Friday, December 7, 2012

Creeky


I was feeling pretty punky and overwhelmed earlier today, for a host of reasons: 
  1. Mr Doll is out of town and I miss him terribly. 
  2. December just came and snuck up on me. Ordinarily I'd be long done with cards and shopping...and we haven't even taken our holiday photo yet.
  3. I'm crazy tired, all the time.
  4. I don't feel like exercising - but not exercising makes me feel worse.
I decided to make an appointment for the chiropractor today. It's been months since I visited, and I wasn't going for one particular ailment other than the fact that my whole back and neck hurt. Ordinarily, I have good mobility. Typically my back will crack if I rotate my shoulders in one direction, and my hips the other. No longer. If I bend over, I can hear popping sounds around my mid-back. My guess it's just air, like when I crack my knuckles (I know...so ladylike) - but I'm currently obsessed that it's arthritis.
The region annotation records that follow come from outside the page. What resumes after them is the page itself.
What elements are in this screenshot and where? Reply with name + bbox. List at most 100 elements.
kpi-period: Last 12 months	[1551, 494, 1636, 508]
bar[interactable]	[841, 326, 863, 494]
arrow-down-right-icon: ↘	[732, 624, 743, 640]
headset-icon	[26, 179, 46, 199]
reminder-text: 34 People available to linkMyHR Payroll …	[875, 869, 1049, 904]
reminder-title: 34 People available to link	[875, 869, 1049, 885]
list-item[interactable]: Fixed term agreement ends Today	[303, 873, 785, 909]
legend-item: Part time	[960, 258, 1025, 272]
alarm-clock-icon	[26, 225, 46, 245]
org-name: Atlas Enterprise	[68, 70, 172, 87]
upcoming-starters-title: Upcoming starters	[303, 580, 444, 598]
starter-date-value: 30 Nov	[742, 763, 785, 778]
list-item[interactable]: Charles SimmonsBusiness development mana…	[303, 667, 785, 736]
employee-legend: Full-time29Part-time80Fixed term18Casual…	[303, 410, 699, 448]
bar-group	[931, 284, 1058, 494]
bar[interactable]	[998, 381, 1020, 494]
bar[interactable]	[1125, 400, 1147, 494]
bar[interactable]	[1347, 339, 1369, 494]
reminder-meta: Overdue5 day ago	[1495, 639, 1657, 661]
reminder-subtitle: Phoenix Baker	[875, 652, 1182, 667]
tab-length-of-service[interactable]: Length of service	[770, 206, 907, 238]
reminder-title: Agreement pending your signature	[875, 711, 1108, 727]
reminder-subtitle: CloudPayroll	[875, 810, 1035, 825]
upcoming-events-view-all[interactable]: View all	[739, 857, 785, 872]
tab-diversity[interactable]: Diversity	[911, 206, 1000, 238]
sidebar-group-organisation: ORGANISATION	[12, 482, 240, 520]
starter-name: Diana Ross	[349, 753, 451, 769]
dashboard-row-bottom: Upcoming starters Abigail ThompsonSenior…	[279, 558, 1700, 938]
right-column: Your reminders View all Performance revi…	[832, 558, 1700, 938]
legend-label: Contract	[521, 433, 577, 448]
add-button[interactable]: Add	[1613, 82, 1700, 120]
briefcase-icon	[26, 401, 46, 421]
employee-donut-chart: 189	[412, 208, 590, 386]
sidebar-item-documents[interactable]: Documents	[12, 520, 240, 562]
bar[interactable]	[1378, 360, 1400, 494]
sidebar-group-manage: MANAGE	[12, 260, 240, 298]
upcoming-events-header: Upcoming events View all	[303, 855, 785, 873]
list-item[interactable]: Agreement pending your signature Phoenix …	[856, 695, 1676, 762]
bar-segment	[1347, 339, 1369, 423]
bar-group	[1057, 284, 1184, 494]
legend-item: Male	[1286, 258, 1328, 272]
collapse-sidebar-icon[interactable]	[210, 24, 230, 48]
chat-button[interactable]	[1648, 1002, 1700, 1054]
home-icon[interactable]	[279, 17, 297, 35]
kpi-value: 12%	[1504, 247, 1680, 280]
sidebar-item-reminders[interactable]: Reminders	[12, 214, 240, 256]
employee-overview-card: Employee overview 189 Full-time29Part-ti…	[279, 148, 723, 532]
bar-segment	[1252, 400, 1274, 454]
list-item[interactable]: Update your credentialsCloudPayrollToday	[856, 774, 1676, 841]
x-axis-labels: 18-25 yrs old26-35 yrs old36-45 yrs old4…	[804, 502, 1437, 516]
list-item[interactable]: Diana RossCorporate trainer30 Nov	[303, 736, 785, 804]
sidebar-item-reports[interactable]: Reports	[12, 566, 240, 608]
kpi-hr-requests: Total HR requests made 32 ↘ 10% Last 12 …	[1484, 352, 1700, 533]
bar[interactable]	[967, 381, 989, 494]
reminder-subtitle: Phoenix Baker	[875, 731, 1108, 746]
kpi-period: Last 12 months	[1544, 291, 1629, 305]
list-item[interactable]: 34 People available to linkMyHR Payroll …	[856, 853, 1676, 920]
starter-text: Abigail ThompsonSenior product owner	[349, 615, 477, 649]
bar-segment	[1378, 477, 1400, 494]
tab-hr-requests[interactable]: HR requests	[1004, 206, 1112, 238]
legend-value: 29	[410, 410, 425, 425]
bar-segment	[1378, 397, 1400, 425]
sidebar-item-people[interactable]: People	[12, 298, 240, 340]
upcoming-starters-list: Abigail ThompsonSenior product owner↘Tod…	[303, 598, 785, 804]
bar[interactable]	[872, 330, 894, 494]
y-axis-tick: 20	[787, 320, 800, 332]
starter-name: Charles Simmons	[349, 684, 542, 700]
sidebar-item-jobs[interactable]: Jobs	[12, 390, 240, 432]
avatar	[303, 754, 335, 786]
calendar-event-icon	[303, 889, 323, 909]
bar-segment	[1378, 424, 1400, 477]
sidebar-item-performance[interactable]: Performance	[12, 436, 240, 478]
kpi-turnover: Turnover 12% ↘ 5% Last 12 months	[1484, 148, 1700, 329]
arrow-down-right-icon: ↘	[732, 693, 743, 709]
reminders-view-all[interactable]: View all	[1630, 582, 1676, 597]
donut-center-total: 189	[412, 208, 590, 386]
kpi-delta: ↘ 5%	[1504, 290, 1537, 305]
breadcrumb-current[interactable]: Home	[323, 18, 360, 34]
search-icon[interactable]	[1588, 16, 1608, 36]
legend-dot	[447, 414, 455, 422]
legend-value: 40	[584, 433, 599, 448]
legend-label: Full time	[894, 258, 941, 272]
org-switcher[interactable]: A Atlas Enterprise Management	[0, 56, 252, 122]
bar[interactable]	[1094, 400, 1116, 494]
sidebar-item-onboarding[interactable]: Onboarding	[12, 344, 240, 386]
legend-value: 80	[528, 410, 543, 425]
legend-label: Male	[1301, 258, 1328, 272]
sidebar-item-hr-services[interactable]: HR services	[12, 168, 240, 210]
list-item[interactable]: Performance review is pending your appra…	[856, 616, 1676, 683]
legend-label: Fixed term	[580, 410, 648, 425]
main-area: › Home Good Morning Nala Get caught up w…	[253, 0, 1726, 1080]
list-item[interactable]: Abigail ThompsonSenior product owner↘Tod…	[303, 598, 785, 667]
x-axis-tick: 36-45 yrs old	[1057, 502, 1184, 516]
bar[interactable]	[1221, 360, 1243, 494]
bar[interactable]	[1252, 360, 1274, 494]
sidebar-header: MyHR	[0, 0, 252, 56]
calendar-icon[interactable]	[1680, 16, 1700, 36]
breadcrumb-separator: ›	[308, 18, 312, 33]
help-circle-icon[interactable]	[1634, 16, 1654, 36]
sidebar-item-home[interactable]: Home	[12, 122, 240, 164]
Dr. John tells me that it's the combination of too much time sitting quietly at the computer (I'm looking at you, NaNoWriMo) and suddenly stopping exercise for almost month (I'm looking at you, flu and broken contact lens). 

I chatted online recently with a Twitter friend who also works at a gym and is a fitness nut, like me. She tells me to run 5 days in a row and build my mileage back up, so that in 10 days I can run 8 miles. Of course, there's also the issue of that pesky half marathon coming up in mid-January. All I know is that I need to get busy.

So I got up and got out. I ran 2.25 miles. I went out for a run today even though I didn't feel running. I felt like a marionette, and couldn't find any rhythm - but I kept telling myself that I knew it was going to be hard after not running for almost a month. 

And then treated myself to a manicure.